In celebration of the recent launch of our post natal program – The 4th Trimester – we’ve caught up with some inspiring Peachy Mamas to pick their brains and have a REAL conversation. Here’s Rebecca Burrow – founder of @minimarley_kids, and mother to Arabella and Robbie.
How old are your kids?
♀️I have two girls, Arabella – 5 years old, and Robbie 1 year old.
What was the worst piece of unsolicited advice you received either while pregnant or with a baby?
♀️I think there is quite a lot of unsolicited advice that gets passed onto you while your pregnant or once the baby has been born, I can’t remember one stand out worst piece of bad advice but I do know that you can just take them with a grain of salt and know what works for you. No two babies are the same and just because something works for one family doesn’t mean it will work for you too.
What surprised you most about the birthing process?
♀️The effect that it would have on my partner. So much emphasis is put on the mother, I mean – understandably as we are doing so much of the work, but little to no emphasis gets put on the father who is also going through such an emotional process themselves. It can be really difficult to watch the mother go through and albeit hard for us, we also get our instinctual hormones kicking in and adrenaline – so I felt like it was a sort of outer body experience for me and my partner remembers every single minute of it; I think it takes a while for men to process and they are just forgotten about in that process.
What was the hardest part about coming home from hospital?
♀️When I left the hospital for the first time I described it as feeling like you are walking out of a grocery store and have stolen something (I actually don’t know what that feels like but I am assuming this would be how it felt). I left the hospital the day after I gave birth to Bella, and only 4 hours after giving birth to Robbie. It is such a bizarre feeling walking into the hospital one day then leaving the next with a new member of your family.

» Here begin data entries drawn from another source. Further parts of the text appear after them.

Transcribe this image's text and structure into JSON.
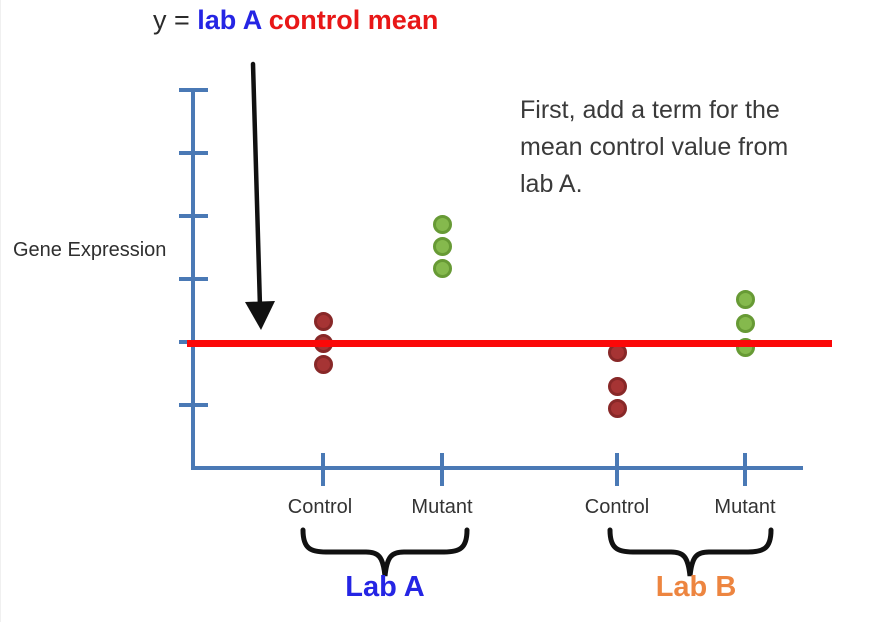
{
  "title": {
    "part_y": "y = ",
    "part_lab": "lab A ",
    "part_mean": "control mean",
    "y_color": "#2b2b2b",
    "lab_color": "#2525e4",
    "mean_color": "#e81717"
  },
  "annotation": {
    "lines": [
      "First, add a term for the",
      "mean control value from",
      "lab A."
    ]
  },
  "y_axis_label": "Gene Expression",
  "labs": [
    {
      "label": "Lab A",
      "color": "#2525e4"
    },
    {
      "label": "Lab B",
      "color": "#ed8540"
    }
  ],
  "chart_data": {
    "type": "scatter",
    "title": "y = lab A control mean",
    "ylabel": "Gene Expression",
    "xlabel": "",
    "x_tick_labels": [
      "Control",
      "Mutant",
      "Control",
      "Mutant"
    ],
    "x_groups": [
      {
        "label": "Lab A",
        "categories": [
          "Control",
          "Mutant"
        ]
      },
      {
        "label": "Lab B",
        "categories": [
          "Control",
          "Mutant"
        ]
      }
    ],
    "y_axis": {
      "numeric_labels": false,
      "units": "relative gene expression (unlabeled ticks, 1 unit = 1 tick)",
      "tick_values": [
        1,
        2,
        3,
        4,
        5,
        6
      ],
      "ylim": [
        0,
        6
      ]
    },
    "axis_color": "#4a79b5",
    "grid": false,
    "legend": false,
    "series": [
      {
        "name": "Lab A Control",
        "category_index": 0,
        "color": "#a63434",
        "border_color": "#882828",
        "values": [
          2.32,
          1.98,
          1.65
        ]
      },
      {
        "name": "Lab A Mutant",
        "category_index": 1,
        "color": "#85b94d",
        "border_color": "#679a35",
        "values": [
          3.87,
          3.52,
          3.16
        ]
      },
      {
        "name": "Lab B Control",
        "category_index": 2,
        "color": "#a63434",
        "border_color": "#882828",
        "values": [
          1.83,
          1.29,
          0.94
        ]
      },
      {
        "name": "Lab B Mutant",
        "category_index": 3,
        "color": "#85b94d",
        "border_color": "#679a35",
        "values": [
          2.68,
          2.3,
          1.92
        ]
      }
    ],
    "reference_line": {
      "label": "lab A control mean",
      "value": 1.98,
      "color": "#fb0808"
    },
    "annotations": [
      "y = lab A control mean",
      "First, add a term for the mean control value from lab A."
    ]
  }
}
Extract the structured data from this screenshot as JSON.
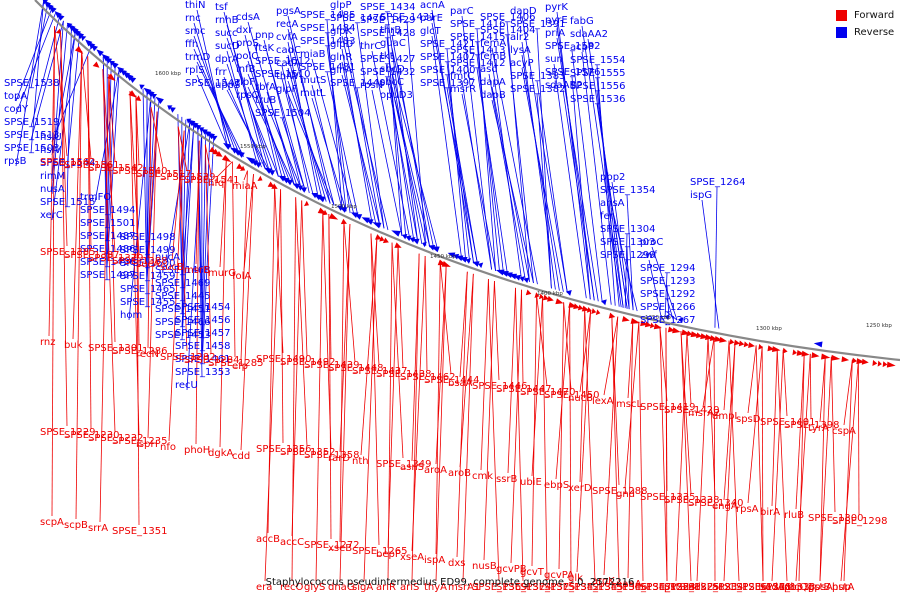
{
  "caption": "Staphylococcus pseudintermedius ED99, complete genome. - 0..2572216",
  "legend": [
    {
      "label": "Forward",
      "color": "#ee0000"
    },
    {
      "label": "Reverse",
      "color": "#0000ee"
    }
  ],
  "colors": {
    "forward": "#ee0000",
    "reverse": "#0000ee",
    "backbone": "#888888"
  },
  "ticks": [
    "1600 kbp",
    "1550 kbp",
    "1500 kbp",
    "1450 kbp",
    "1400 kbp",
    "1350 kbp",
    "1300 kbp",
    "1250 kbp"
  ],
  "reverse_labels": [
    "thiN",
    "rnc",
    "smc",
    "ffh",
    "trmD",
    "rplS",
    "SPSE_1543",
    "tsf",
    "rnhB",
    "succ",
    "sucD",
    "dprA",
    "frr",
    "uppS",
    "cdsA",
    "dxr",
    "proS",
    "polC",
    "infB",
    "ribF",
    "rpsO",
    "pnp",
    "ftsK",
    "SPSE_1512",
    "SPSE_1510",
    "rbfA",
    "truB",
    "SPSE_1504",
    "pgsA",
    "recA",
    "cvfA",
    "cadC",
    "cadA",
    "thiW",
    "glpF",
    "SPSE_1485",
    "SPSE_1484",
    "SPSE_1483",
    "miaB",
    "SPSE_1481",
    "mutS",
    "mutL",
    "glpP",
    "SPSE_1476",
    "glpK",
    "glpD",
    "glnR",
    "glnA",
    "SPSE_1440",
    "SPSE_1434",
    "SPSE_1429",
    "SPSE_1428",
    "thrC",
    "SPSE_1427",
    "SPSE_1432",
    "rpsN",
    "SPSE_1431",
    "thrB",
    "guaC",
    "tkt",
    "sbcD",
    "sbcC",
    "opuD3",
    "acnA",
    "parE",
    "glcT",
    "SPSE_1421",
    "SPSE_1407",
    "SPSE_1400",
    "SPSE_1397",
    "parC",
    "SPSE_1416",
    "SPSE_1415",
    "SPSE_1413",
    "SPSE_1412",
    "fmtC",
    "msrR",
    "SPSE_1406",
    "SPSE_1404",
    "femA",
    "femB",
    "asd",
    "dapA",
    "dapB",
    "dapD",
    "SPSE_1391",
    "alr2",
    "lysA",
    "acyP",
    "SPSE_1383",
    "SPSE_1382",
    "pyrK",
    "pyrE",
    "priA",
    "SPSE_1582",
    "sun",
    "SPSE_1576",
    "sdaAB2",
    "fabG",
    "sdaAA2",
    "acpP",
    "SPSE_1554",
    "SPSE_1555",
    "SPSE_1556",
    "SPSE_1536",
    "SPSE_1538",
    "topA",
    "codY",
    "SPSE_1519",
    "SPSE_1513",
    "SPSE_1503",
    "rpsB",
    "hslU",
    "hslV",
    "SPSE_1544",
    "rimM",
    "nusA",
    "SPSE_1515",
    "xerC",
    "trmFO",
    "SPSE_1494",
    "SPSE_1501",
    "SPSE_1487",
    "SPSE_1486",
    "SPSE_1496",
    "SPSE_1497",
    "SPSE_1498",
    "SPSE_1499",
    "SPSE_1500",
    "SPSE_1459",
    "SPSE_1465",
    "SPSE_1455",
    "hom",
    "nucA",
    "SPSE_1468",
    "SPSE_1469",
    "SPSE_1445",
    "SPSE_1451",
    "SPSE_1466",
    "SPSE_1453",
    "SPSE_1454",
    "SPSE_1456",
    "SPSE_1457",
    "SPSE_1458",
    "SPSE_1461",
    "SPSE_1353",
    "recU",
    "pbp2",
    "SPSE_1354",
    "ansA",
    "fer",
    "SPSE_1304",
    "SPSE_1303",
    "SPSE_1299",
    "proC",
    "zwf",
    "SPSE_1294",
    "SPSE_1293",
    "SPSE_1292",
    "SPSE_1266",
    "SPSE_1267",
    "SPSE_1264",
    "ispG"
  ],
  "forward_labels": [
    "SPSE_1562",
    "SPSE_1561",
    "SPSE_1542",
    "SPSE_1540",
    "SPSE_1517",
    "SPSE_1539",
    "SPSE_1541",
    "hfq",
    "miaA",
    "SPSE_1490",
    "SPSE_1492",
    "SPSE_1439",
    "SPSE_1448",
    "SPSE_1437",
    "SPSE_1438",
    "SPSE_1462",
    "SPSE_1444",
    "bsaA",
    "SPSE_1446",
    "SPSE_1447",
    "SPSE_1470",
    "SPSE_1450",
    "nucB",
    "lexA",
    "mscL",
    "SPSE_1419",
    "SPSE_1420",
    "msrA2",
    "dmpI",
    "spsD",
    "SPSE_1401",
    "SPSE_1398",
    "tyrA",
    "cspA",
    "SPSE_1385",
    "SPSE_1387",
    "SPSE_1379",
    "SPSE_1388",
    "sucA",
    "sucB",
    "msrB",
    "murG",
    "folA",
    "SPSE_1356",
    "SPSE_1352",
    "SPSE_1358",
    "rarD",
    "nth",
    "SPSE_1349",
    "asnS",
    "aroA",
    "aroB",
    "cmk",
    "ssrB",
    "ubiE",
    "ebpS",
    "xerD",
    "SPSE_1288",
    "gnd",
    "SPSE_1335",
    "SPSE_1338",
    "SPSE_1340",
    "engA",
    "rpsA",
    "birA",
    "rluB",
    "SPSE_1300",
    "SPSE_1298",
    "rnz",
    "buk",
    "SPSE_1301",
    "SPSE_1286",
    "recN",
    "SPSE_1282",
    "SPSE_1284",
    "SPSE_1285",
    "efp",
    "accB",
    "accC",
    "SPSE_1272",
    "xseB",
    "SPSE_1265",
    "bepP",
    "xseA",
    "ispA",
    "dxs",
    "nusB",
    "gcvPB",
    "gcvT",
    "gcvPA",
    "glk",
    "aroK",
    "nanA",
    "SPSE_1254",
    "pstS",
    "SPSE_1234",
    "SPSE_1236",
    "SPSE_1238",
    "sodA",
    "pbp3",
    "pstB",
    "pstA",
    "SPSE_1229",
    "SPSE_1230",
    "SPSE_1232",
    "SPSE_1235",
    "ispH",
    "nfo",
    "phoH",
    "dgkA",
    "cdd",
    "era",
    "recO",
    "glyS",
    "dnaG",
    "sigA",
    "arlR",
    "arlS",
    "thyA",
    "msrA1",
    "SPSE_1369",
    "SPSE_1374",
    "SPSE_1375",
    "SPSE_1342",
    "SPSE_1345",
    "SPSE_1346",
    "SPSE_1347",
    "SPSE_1323",
    "SPSE_1325",
    "ndk",
    "aroC",
    "SPSE_1311",
    "SPSE_1313",
    "recQ1",
    "gpsA",
    "hup",
    "scpA",
    "scpB",
    "srrA",
    "SPSE_1351"
  ]
}
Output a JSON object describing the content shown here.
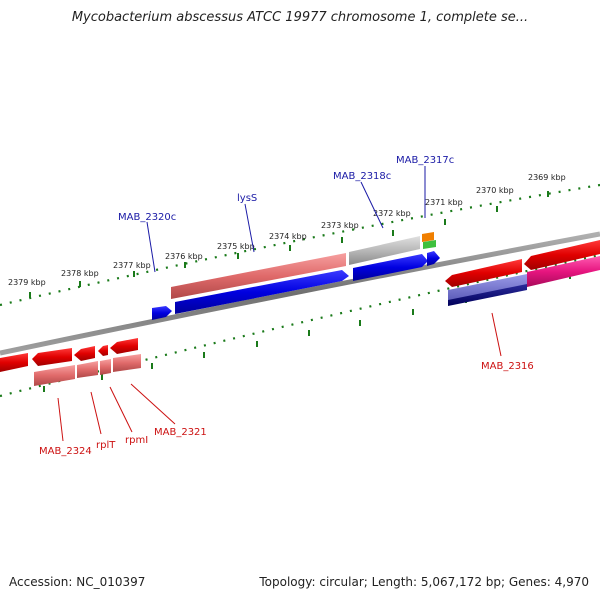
{
  "title": "Mycobacterium abscessus ATCC 19977 chromosome 1, complete se...",
  "footer": {
    "accession_label": "Accession:",
    "accession_value": "NC_010397",
    "summary": "Topology: circular; Length: 5,067,172 bp; Genes: 4,970"
  },
  "ruler_labels": [
    "2379 kbp",
    "2378 kbp",
    "2377 kbp",
    "2376 kbp",
    "2375 kbp",
    "2374 kbp",
    "2373 kbp",
    "2372 kbp",
    "2371 kbp",
    "2370 kbp",
    "2369 kbp"
  ],
  "gene_labels_top": [
    "MAB_2320c",
    "lysS",
    "MAB_2318c",
    "MAB_2317c"
  ],
  "gene_labels_bottom": [
    "MAB_2324",
    "rplT",
    "rpmI",
    "MAB_2321",
    "MAB_2316"
  ],
  "colors": {
    "label_blue": "#1a1aa6",
    "label_red": "#cc1111",
    "tick_green": "#1a7a1a",
    "backbone": "#808080"
  }
}
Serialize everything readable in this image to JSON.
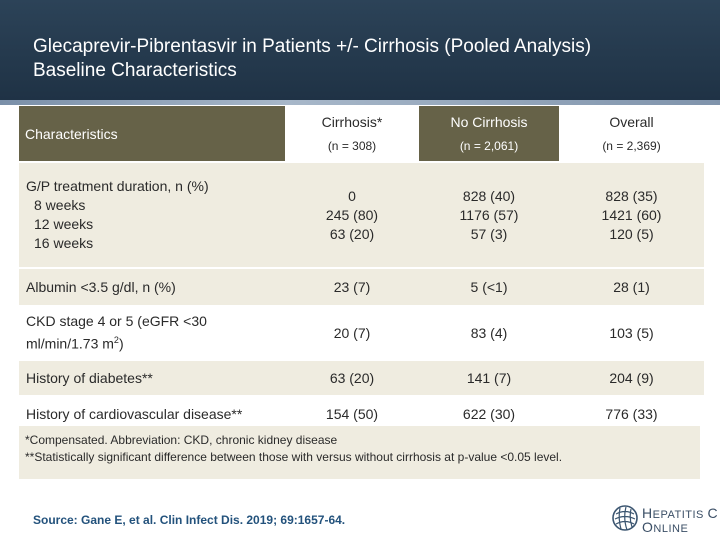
{
  "slide": {
    "title_line1": "Glecaprevir-Pibrentasvir in Patients +/- Cirrhosis (Pooled Analysis)",
    "title_line2": "Baseline Characteristics"
  },
  "table": {
    "header": {
      "label": "Characteristics",
      "columns": [
        {
          "name": "Cirrhosis*",
          "n": "(n = 308)"
        },
        {
          "name": "No Cirrhosis",
          "n": "(n = 2,061)"
        },
        {
          "name": "Overall",
          "n": "(n = 2,369)"
        }
      ]
    },
    "duration": {
      "label": "G/P treatment duration, n (%)",
      "sub": [
        "8 weeks",
        "12 weeks",
        "16 weeks"
      ],
      "values": [
        [
          "0",
          "245 (80)",
          "63 (20)"
        ],
        [
          "828 (40)",
          "1176 (57)",
          "57 (3)"
        ],
        [
          "828 (35)",
          "1421 (60)",
          "120 (5)"
        ]
      ]
    },
    "albumin": {
      "label": "Albumin <3.5 g/dl, n (%)",
      "values": [
        "23 (7)",
        "5 (<1)",
        "28 (1)"
      ]
    },
    "ckd": {
      "label_line1": "CKD stage 4 or 5 (eGFR <30",
      "label_line2_pre": "ml/min/1.73 m",
      "label_sup": "2",
      "label_line2_post": ")",
      "values": [
        "20 (7)",
        "83 (4)",
        "103 (5)"
      ]
    },
    "diabetes": {
      "label": "History of diabetes**",
      "values": [
        "63 (20)",
        "141 (7)",
        "204 (9)"
      ]
    },
    "cvd": {
      "label": "History of cardiovascular disease**",
      "values": [
        "154 (50)",
        "622 (30)",
        "776 (33)"
      ]
    }
  },
  "footnotes": [
    "*Compensated. Abbreviation: CKD, chronic kidney disease",
    "**Statistically significant difference between those with versus without cirrhosis at p-value <0.05 level."
  ],
  "source": "Source: Gane E, et al. Clin Infect Dis. 2019; 69:1657-64.",
  "logo": {
    "line1_big": "H",
    "line1_rest": "EPATITIS",
    "line1_end": "C",
    "line2_big": "O",
    "line2_rest": "NLINE"
  },
  "colors": {
    "header_bg": "#1f3245",
    "table_dark": "#666248",
    "row_shade": "#efece0",
    "source_text": "#23527c"
  }
}
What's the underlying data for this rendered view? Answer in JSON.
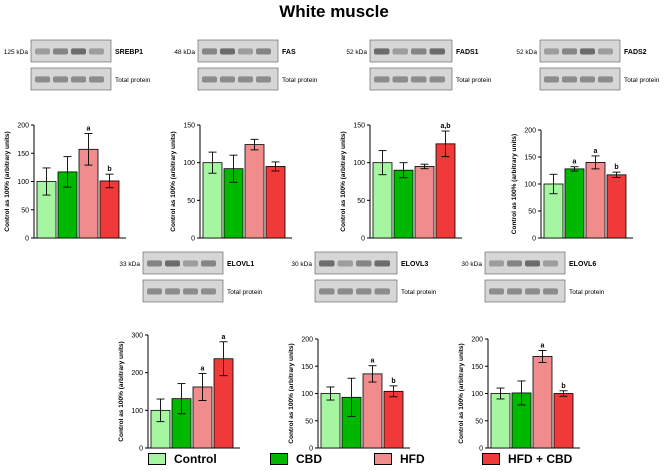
{
  "figure_title": "White muscle",
  "legend": [
    {
      "label": "Control",
      "color": "#a6f5a0"
    },
    {
      "label": "CBD",
      "color": "#00b800"
    },
    {
      "label": "HFD",
      "color": "#f08c8c"
    },
    {
      "label": "HFD + CBD",
      "color": "#f03a3a"
    }
  ],
  "blot_common": {
    "loading_label": "Total protein"
  },
  "chart_data": [
    {
      "type": "bar",
      "protein": "SREBP1",
      "kda": "125 kDa",
      "categories": [
        "Control",
        "CBD",
        "HFD",
        "HFD + CBD"
      ],
      "values": [
        100,
        117,
        157,
        101
      ],
      "errors": [
        24,
        27,
        28,
        12
      ],
      "letters": [
        "",
        "",
        "a",
        "b"
      ],
      "ylabel": "Control as 100% (arbitrary units)",
      "ylim": [
        0,
        200
      ],
      "yticks": [
        "0",
        "50",
        "100",
        "150",
        "200"
      ]
    },
    {
      "type": "bar",
      "protein": "FAS",
      "kda": "48 kDa",
      "categories": [
        "Control",
        "CBD",
        "HFD",
        "HFD + CBD"
      ],
      "values": [
        100,
        92,
        124,
        95
      ],
      "errors": [
        14,
        18,
        7,
        6
      ],
      "letters": [
        "",
        "",
        "",
        ""
      ],
      "ylabel": "Control as 100% (arbitrary units)",
      "ylim": [
        0,
        150
      ],
      "yticks": [
        "0",
        "50",
        "100",
        "150"
      ]
    },
    {
      "type": "bar",
      "protein": "FADS1",
      "kda": "52 kDa",
      "categories": [
        "Control",
        "CBD",
        "HFD",
        "HFD + CBD"
      ],
      "values": [
        100,
        90,
        95,
        125
      ],
      "errors": [
        16,
        10,
        3,
        17
      ],
      "letters": [
        "",
        "",
        "",
        "a,b"
      ],
      "ylabel": "Control as 100% (arbitrary units)",
      "ylim": [
        0,
        150
      ],
      "yticks": [
        "0",
        "50",
        "100",
        "150"
      ]
    },
    {
      "type": "bar",
      "protein": "FADS2",
      "kda": "52 kDa",
      "categories": [
        "Control",
        "CBD",
        "HFD",
        "HFD + CBD"
      ],
      "values": [
        100,
        128,
        140,
        117
      ],
      "errors": [
        18,
        4,
        12,
        5
      ],
      "letters": [
        "",
        "a",
        "a",
        "b"
      ],
      "ylabel": "Control as 100% (arbitrary units)",
      "ylim": [
        0,
        200
      ],
      "yticks": [
        "0",
        "50",
        "100",
        "150",
        "200"
      ]
    },
    {
      "type": "bar",
      "protein": "ELOVL1",
      "kda": "33 kDa",
      "categories": [
        "Control",
        "CBD",
        "HFD",
        "HFD + CBD"
      ],
      "values": [
        100,
        131,
        162,
        237
      ],
      "errors": [
        30,
        40,
        36,
        45
      ],
      "letters": [
        "",
        "",
        "a",
        "a"
      ],
      "ylabel": "Control as 100% (arbitrary units)",
      "ylim": [
        0,
        300
      ],
      "yticks": [
        "0",
        "100",
        "200",
        "300"
      ]
    },
    {
      "type": "bar",
      "protein": "ELOVL3",
      "kda": "30 kDa",
      "categories": [
        "Control",
        "CBD",
        "HFD",
        "HFD + CBD"
      ],
      "values": [
        100,
        93,
        136,
        104
      ],
      "errors": [
        12,
        35,
        15,
        10
      ],
      "letters": [
        "",
        "",
        "a",
        "b"
      ],
      "ylabel": "Control as 100% (arbitrary units)",
      "ylim": [
        0,
        200
      ],
      "yticks": [
        "0",
        "50",
        "100",
        "150",
        "200"
      ]
    },
    {
      "type": "bar",
      "protein": "ELOVL6",
      "kda": "30 kDa",
      "categories": [
        "Control",
        "CBD",
        "HFD",
        "HFD + CBD"
      ],
      "values": [
        100,
        101,
        168,
        100
      ],
      "errors": [
        10,
        22,
        11,
        5
      ],
      "letters": [
        "",
        "",
        "a",
        "b"
      ],
      "ylabel": "Control as 100% (arbitrary units)",
      "ylim": [
        0,
        200
      ],
      "yticks": [
        "0",
        "50",
        "100",
        "150",
        "200"
      ]
    }
  ]
}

It felt like I was unprepared and I wanted to take the midwives home with me so they could make sure I was doing everything right. We are so lucky in Australia to have such a good healthcare system because returning home for us was such an amazing feeling, it felt so right and so real and it definitely made me feel much more comfortable and reassured in my ability to be a mother. Then the midwives came to do house visits and gave me so much praise and much more confidence to know I was doing the right things and the baby was flourishing as she should be.
What saves your sleep as a parent?
♀️Keeping my phone out of the bedroom and going to bed not long after the kids. If there is one thing I have learned it is that you can not always control the way your kids sleep, but there is no worse feeling than scrolling on your phone for hours and then your kid getting up multiple times through the night too. Every kid is different and some just don’t sleep very well no matter how many books you read or white noise machines you buy, and being open to trying lots of different things, without blaming yourself really helps to. Stay open minded and get help when you need.
What’s your guilty pleasure as a parent?
♀️Sitting and doing nothing. No dishes, no laundry, nothing.
What do you do now, as a mum, that you ‘swore you’d never do’?
♀️A wildly long list of things. No bright toys, no princess dresses, no tule, no screen time… The more you fight it the worse they seem to want it. It’s about setting boundaries and explaining why these certain things need to be limited.
What advice do you wish you’d been given as a new mum?
♀️You are doing great darling. It may not come to you straight away, or feel like it is natural because it sure is wildly different from anything you have ever done before. Remember to breathe, not to judge yourself, don’t be afraid to ask for help.
What are your ‘can’t live without’ mummy products?
♀️Baby wipes, they become your multipurpose life savers. I use the water wipes brand as they are the most natural ones I have found. We also loved having the SNOO for the first 6 months of newborn life, especially having another rugrat to chase around it saved me a lot of time rocking Robbie to sleep, plus peace of mind knowing she was securely wrapped up and safe in her bassinet. I also have an Artipoppe baby carrier and I love it. We still use it so much each day, it is so easy to put on yourself because you may not always have a spare pair of hands around when you need to baby wear.